Domingo del encuentro con Dios

Lo más importante en las reuniones de la Universal es el momento que le dedicamos a la Palabra de Dios, porque es la que nos lleva a la salvación. Es por eso que, el diablo, hace de todo para distraernos. Si usted entiende Su Palabra y la practica, su vida puede cambiar completamente.

En Mateo 12:43-45 dice: “Cuando el espíritu inmundo ha salido del hombre, anda por lugares áridos buscando reposo y no lo encuentra. Entonces dice: `Volveré a mi casa de donde salí´; y volviendo, la encuentra desocupada, barrida y adornada. Entonces va, y lleva consigo otros siete espíritus peores que él, y entrando, habitan allí; y son los últimos actos de este hombre peores que los primeros. Así sucederá también a esta mala generación”. Nosotros tenemos la autoridad de Dios y en el nombre de Jesús expulsamos el espíritu. Una vez que sale del cuerpo de la persona ese espíritu se queda dando vueltas, aunque usted no lo vea. Cuando vuelve de donde salió, observa si esa persona está vacía.

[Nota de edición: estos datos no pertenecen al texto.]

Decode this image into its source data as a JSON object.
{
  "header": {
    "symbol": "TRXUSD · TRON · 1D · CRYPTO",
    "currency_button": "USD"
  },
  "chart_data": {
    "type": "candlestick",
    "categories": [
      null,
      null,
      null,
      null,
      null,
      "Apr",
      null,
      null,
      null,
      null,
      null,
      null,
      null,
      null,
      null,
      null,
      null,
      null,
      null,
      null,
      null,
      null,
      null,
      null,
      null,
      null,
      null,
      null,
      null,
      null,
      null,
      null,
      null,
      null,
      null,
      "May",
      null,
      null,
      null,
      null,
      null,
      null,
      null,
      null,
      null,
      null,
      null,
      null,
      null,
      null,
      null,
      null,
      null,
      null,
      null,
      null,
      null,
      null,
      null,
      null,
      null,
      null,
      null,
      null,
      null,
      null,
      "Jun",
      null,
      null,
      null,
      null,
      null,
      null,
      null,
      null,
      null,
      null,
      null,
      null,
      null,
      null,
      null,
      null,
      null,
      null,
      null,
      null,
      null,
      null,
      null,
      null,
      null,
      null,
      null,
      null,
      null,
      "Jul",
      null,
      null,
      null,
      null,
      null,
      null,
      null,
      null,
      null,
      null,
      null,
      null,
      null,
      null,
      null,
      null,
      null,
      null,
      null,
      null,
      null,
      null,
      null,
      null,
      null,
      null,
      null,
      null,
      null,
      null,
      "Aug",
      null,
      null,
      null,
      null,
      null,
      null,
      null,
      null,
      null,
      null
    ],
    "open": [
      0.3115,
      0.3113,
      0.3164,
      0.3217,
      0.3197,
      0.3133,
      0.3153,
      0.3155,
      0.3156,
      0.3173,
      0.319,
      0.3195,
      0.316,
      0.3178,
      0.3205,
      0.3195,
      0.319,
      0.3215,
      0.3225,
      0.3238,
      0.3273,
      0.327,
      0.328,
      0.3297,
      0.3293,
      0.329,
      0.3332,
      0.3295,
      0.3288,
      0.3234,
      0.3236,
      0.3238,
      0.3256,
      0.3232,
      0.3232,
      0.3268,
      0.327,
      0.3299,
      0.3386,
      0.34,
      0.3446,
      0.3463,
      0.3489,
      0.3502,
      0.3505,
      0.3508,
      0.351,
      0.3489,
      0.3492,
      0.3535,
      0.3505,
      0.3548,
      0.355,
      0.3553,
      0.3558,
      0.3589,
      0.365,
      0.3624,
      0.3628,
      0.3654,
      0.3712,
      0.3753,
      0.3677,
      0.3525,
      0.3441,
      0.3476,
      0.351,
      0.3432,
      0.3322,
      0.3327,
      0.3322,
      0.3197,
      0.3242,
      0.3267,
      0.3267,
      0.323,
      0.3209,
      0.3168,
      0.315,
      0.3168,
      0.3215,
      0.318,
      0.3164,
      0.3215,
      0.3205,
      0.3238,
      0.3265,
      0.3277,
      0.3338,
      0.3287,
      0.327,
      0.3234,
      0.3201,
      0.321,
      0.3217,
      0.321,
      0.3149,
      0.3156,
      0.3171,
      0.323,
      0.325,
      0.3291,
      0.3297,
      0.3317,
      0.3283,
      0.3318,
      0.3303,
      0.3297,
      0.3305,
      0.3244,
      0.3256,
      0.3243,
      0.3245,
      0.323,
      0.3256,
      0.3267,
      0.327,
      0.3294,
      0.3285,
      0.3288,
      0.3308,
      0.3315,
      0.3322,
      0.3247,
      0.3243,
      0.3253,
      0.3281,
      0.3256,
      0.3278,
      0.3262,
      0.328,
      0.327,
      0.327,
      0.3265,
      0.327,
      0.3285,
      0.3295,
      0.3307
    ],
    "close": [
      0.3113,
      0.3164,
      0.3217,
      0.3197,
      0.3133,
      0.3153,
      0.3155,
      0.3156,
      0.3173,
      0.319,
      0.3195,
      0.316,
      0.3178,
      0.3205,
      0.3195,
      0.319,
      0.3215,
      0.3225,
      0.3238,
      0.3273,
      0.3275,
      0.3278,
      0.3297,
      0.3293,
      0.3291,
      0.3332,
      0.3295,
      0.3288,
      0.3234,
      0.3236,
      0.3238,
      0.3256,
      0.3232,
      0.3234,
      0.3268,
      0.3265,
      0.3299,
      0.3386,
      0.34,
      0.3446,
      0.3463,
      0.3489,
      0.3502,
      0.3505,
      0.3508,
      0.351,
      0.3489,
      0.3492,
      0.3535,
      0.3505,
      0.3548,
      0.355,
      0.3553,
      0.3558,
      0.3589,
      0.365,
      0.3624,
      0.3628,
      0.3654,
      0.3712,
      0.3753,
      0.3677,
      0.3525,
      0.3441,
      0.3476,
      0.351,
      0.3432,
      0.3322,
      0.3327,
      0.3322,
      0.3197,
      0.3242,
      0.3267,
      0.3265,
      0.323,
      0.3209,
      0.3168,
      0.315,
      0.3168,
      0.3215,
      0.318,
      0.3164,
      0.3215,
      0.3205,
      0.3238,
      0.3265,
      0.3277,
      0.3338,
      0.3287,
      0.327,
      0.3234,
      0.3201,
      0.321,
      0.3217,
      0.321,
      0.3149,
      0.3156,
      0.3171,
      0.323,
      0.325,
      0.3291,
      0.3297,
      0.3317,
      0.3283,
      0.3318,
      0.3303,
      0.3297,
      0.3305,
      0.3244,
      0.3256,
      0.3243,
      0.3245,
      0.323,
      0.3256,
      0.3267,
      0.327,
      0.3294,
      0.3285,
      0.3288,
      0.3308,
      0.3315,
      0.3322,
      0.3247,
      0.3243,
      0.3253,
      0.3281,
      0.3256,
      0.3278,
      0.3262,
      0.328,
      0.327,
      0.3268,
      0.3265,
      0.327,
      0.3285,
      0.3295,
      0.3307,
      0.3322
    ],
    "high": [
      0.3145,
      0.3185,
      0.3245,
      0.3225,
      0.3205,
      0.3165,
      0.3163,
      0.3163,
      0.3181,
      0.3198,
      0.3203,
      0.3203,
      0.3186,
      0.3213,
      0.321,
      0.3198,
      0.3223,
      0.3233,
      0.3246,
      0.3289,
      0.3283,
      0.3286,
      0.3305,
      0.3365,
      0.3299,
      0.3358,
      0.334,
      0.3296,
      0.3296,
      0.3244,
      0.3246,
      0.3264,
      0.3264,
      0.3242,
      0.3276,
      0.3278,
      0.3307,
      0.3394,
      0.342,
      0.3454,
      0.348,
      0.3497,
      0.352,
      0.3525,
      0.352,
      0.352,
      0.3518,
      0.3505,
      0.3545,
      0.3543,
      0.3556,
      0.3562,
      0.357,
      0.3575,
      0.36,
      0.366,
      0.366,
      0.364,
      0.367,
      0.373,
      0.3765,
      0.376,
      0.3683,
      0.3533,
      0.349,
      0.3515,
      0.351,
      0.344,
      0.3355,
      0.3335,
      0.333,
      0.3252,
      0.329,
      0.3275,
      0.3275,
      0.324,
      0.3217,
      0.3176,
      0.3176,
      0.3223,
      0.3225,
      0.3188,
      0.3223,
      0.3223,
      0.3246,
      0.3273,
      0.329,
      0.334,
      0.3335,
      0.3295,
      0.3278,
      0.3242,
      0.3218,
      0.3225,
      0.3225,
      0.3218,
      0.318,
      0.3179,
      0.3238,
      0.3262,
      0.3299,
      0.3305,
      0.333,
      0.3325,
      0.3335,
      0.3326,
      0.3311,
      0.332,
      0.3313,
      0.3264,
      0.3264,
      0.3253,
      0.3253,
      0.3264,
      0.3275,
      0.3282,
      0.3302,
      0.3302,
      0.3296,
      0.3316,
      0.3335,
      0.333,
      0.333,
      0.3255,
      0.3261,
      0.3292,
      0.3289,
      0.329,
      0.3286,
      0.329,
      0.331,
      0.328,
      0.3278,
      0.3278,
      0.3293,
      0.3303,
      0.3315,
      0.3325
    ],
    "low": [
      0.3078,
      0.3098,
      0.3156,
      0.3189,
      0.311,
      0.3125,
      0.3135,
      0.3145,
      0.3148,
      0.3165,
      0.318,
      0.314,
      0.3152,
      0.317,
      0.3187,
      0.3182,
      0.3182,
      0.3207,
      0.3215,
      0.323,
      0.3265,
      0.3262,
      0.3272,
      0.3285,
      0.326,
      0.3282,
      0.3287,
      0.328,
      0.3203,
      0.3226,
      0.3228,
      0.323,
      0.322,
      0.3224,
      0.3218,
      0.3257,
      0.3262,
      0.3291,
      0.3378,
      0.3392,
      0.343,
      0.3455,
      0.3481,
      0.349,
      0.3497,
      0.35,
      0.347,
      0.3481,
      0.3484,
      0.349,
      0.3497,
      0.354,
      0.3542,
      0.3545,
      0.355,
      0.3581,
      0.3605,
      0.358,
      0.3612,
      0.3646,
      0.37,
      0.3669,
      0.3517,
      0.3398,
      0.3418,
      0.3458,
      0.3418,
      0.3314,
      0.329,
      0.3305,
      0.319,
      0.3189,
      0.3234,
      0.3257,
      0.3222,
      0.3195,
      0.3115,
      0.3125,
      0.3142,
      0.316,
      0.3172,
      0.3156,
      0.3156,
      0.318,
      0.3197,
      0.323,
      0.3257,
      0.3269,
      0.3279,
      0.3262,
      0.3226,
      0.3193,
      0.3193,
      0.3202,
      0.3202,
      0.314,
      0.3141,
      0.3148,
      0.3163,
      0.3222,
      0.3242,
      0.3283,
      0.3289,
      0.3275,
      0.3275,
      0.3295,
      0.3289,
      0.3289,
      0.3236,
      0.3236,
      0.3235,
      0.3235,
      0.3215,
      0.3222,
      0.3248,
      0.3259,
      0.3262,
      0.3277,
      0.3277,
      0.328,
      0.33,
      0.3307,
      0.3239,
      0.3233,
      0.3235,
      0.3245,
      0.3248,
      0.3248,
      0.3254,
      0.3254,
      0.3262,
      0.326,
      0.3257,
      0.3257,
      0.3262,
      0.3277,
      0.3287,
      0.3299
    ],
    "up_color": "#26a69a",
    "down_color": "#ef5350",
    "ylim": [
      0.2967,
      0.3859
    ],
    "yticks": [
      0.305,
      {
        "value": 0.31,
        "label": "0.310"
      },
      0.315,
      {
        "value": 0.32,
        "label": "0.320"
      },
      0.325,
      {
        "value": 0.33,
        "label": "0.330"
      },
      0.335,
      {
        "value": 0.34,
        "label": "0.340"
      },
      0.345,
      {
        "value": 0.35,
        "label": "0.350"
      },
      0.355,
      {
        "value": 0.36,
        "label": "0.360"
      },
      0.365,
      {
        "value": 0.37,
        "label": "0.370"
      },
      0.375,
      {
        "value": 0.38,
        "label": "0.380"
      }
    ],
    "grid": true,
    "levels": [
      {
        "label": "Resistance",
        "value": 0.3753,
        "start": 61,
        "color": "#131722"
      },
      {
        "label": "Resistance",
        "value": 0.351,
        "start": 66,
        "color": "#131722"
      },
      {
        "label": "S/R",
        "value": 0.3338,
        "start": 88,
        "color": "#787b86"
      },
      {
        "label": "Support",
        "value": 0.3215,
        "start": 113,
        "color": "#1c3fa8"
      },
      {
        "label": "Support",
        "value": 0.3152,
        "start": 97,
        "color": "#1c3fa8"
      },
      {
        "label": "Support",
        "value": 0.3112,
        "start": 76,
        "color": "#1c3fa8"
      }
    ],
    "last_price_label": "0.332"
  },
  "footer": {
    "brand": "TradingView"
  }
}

El diablo siempre estará buscando la oportunidad para volver al cuerpo de la persona porque lo considera suya. La liberación solo es consumada cuando el Espíritu Santo entra en la persona. ¿Cómo recibir el Espíritu Santo si la persona no obedece la Palabra? La Palabra es Jesús y el Espíritu Santo es el espíritu de la Palabra.

Es por este motivo que si una persona obedece la Palabra, el diablo no la puede tocar, la Biblia lo dice. Cuando unimos nuestra palabra con la de Dios, nos casamos con Él y el Espíritu Santo nos guía. “El que habita al abrigo del Altísimo morará bajo la sombra del Señor (…) caerán a tu lado mil, y diez mil a tu diestra; mas a ti no llegará.”, (Salmos 91:1,7).